Cooley gibi, benliğin diğer insanlarla olan ilişkilerinden kaynaklanan sosyal bir ürün olduğuna inanıyordu. Ancak ilk önce, bebekler ve küçük çocuklar olarak, insanların davranışlarının anlamını yorumlayamıyoruz. Çocuklar davranışlarına anlam katmayı öğrendiğinde, kendilerinin dışına çıkmışlardır. Çocuklar kendileri hakkında başkalarını düşündükleri gibi düşünebildiklerinde, bir benlik duygusu kazanmaya başlarlar.

Mead'e göre kendini oluşturma süreci, üç ayrı aşamada gerçekleşir. Birincisi taklit. Bu aşamada çocuklar yetişkinlerin davranışlarını anlamadan kopyalarlar. Küçük bir çocuk, bir elektrikli süpürgeyi veya hatta odanın çevresine bir çubuğu iterek ebeveynlerinin yerleri süpürmesine yardımcı olabilir.

Oyun süresince çocuklar davranışları gerçek roller, itfaiyeciler ve yarış arabası şoförü olarak anlarlar ve oyunlarındaki rolleri üstlenmeye başlarlar. Oyuncak bebek oyunda küçük çocuklar sık ​​sık bebekle hem sevecen hem de azarlayan tonlarda konuşurlar, sonra bebeğe, bir çocuğun ailesine cevap verme şeklini cevaplar.

Bir rolden diğerine kayma, çocukların düşüncelerine aynı anlamları verme yeteneğini geliştirir; ve toplumun diğer üyelerinin kendilerine attığı eylemler - benlik inşasında önemli bir adım.

Mead'e göre, benlik iki kısımdan oluşur; “Ben” ve “ben” “Ben”, kişinin diğer insanlara ve genel olarak topluma verdiği tepkidir; “ben”, başkalarının - yani akrabaların ve arkadaşların - kişiyi görmesinin ne kadar önemli olduğunu içeren bir öz kavramdır. 'Ben', hem ben hem de diğer insanlara karşı düşünür ve tepki verir.

Örneğin, “Ben”, eleştirinin geçerli olup olmadığını düşünmeme bağlı olarak, bazen değişen ve bazen değil, dikkatlice düşünerek eleştiriye tepki verir. İnsanların 'beni' her zaman dinlemeye istekli olan adil bir insan olarak gördüklerini biliyorum. Oyunlarında rol aldıkça, çocuklar yavaş yavaş bir 'ben' geliştirir. Ne zaman kendilerini başkasının bakış açısından görürlerse, bu izlenime cevap vermeye çalışırlar.

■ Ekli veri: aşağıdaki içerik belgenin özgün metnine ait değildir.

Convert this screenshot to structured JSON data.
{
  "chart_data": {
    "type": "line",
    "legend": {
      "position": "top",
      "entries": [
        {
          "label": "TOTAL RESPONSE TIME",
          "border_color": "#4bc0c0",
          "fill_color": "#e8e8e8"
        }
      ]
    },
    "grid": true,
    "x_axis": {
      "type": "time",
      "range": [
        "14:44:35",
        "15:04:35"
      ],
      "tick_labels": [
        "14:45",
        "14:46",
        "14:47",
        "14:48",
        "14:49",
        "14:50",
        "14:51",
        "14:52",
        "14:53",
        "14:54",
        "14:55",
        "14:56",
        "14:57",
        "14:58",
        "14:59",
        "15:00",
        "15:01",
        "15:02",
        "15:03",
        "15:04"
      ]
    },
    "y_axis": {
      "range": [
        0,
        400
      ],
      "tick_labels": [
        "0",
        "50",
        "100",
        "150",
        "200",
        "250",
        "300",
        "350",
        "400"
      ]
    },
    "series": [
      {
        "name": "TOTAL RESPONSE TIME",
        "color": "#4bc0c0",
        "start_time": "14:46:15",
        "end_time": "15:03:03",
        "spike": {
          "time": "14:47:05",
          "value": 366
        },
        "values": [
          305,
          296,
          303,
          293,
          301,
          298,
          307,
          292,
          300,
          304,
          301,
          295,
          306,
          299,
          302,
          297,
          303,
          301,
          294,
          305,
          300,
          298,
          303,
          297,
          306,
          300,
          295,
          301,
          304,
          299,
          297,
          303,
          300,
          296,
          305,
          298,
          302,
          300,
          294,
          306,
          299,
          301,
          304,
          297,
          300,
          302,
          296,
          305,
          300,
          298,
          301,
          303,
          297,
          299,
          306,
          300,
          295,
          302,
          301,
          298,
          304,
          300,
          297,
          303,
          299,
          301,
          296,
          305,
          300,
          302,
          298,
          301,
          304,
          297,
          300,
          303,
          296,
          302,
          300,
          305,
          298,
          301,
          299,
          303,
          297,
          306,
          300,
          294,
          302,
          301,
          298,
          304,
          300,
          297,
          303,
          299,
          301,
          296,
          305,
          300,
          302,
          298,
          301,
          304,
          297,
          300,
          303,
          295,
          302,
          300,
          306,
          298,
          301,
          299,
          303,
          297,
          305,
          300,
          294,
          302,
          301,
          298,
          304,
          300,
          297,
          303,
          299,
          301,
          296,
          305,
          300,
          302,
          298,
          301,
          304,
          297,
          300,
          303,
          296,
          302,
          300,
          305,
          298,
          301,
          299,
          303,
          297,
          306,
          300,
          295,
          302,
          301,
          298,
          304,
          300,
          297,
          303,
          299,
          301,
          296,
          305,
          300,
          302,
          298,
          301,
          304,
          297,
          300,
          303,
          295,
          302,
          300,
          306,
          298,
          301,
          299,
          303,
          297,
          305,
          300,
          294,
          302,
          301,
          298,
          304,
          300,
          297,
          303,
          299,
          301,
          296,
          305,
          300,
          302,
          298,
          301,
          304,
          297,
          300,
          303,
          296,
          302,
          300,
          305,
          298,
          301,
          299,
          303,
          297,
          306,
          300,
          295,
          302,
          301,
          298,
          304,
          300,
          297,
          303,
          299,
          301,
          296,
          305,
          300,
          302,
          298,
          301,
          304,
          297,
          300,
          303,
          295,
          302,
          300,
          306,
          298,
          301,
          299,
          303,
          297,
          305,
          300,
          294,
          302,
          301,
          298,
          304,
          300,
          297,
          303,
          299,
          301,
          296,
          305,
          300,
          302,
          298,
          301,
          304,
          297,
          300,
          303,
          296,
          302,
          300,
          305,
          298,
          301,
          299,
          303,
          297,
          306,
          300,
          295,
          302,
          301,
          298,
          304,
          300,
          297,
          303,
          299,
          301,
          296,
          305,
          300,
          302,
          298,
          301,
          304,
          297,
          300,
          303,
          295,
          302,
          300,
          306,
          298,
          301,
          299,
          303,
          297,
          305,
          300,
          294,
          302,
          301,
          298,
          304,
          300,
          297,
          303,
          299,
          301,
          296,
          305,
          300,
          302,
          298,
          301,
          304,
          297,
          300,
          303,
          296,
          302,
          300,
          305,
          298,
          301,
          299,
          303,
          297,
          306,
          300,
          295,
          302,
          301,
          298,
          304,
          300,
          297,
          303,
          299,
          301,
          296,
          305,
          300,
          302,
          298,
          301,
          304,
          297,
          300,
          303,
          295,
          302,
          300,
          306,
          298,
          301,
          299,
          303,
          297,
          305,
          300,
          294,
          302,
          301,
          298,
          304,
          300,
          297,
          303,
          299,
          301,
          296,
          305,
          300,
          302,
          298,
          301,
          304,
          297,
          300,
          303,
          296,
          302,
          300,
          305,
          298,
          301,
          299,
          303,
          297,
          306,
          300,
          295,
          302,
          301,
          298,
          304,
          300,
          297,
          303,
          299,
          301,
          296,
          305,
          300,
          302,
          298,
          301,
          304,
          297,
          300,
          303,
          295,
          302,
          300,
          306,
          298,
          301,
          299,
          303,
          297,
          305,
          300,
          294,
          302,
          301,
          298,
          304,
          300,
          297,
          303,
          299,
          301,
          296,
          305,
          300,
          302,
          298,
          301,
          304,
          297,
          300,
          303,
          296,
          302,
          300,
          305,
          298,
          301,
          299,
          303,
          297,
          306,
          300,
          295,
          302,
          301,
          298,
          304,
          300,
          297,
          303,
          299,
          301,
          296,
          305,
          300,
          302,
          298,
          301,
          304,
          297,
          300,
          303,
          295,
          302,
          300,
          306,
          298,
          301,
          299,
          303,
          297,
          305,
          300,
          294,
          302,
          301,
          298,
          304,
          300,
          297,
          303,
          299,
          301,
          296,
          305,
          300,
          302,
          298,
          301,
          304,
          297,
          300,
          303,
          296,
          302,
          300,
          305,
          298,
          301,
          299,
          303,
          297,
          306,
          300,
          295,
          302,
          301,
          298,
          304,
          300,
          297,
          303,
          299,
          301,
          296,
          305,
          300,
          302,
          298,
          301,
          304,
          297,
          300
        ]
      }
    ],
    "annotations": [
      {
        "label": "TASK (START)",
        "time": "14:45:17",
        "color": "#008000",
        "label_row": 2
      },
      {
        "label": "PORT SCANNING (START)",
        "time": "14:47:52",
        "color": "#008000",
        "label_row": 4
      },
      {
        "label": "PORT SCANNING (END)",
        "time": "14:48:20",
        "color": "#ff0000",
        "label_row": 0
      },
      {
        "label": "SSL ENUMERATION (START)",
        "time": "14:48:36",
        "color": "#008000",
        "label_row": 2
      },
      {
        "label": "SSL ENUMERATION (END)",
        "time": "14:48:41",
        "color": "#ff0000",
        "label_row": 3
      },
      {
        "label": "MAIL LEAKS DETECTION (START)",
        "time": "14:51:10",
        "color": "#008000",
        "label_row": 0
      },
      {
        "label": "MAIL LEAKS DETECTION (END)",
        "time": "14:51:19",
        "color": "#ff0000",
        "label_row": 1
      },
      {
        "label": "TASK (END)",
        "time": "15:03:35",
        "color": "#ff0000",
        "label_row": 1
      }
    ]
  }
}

Mead'in üçüncü aşamasında, oyun aşamasında, çocuk yalnızca bir kişi tarafından değil, tüm bir grup tarafından beklenenin ne olduğunu öğrenmelidir. Örneğin bir beyzbol takımında, her oyuncu, takım ve beyzbol için ortak olan bir takım kural ve fikirleri izler.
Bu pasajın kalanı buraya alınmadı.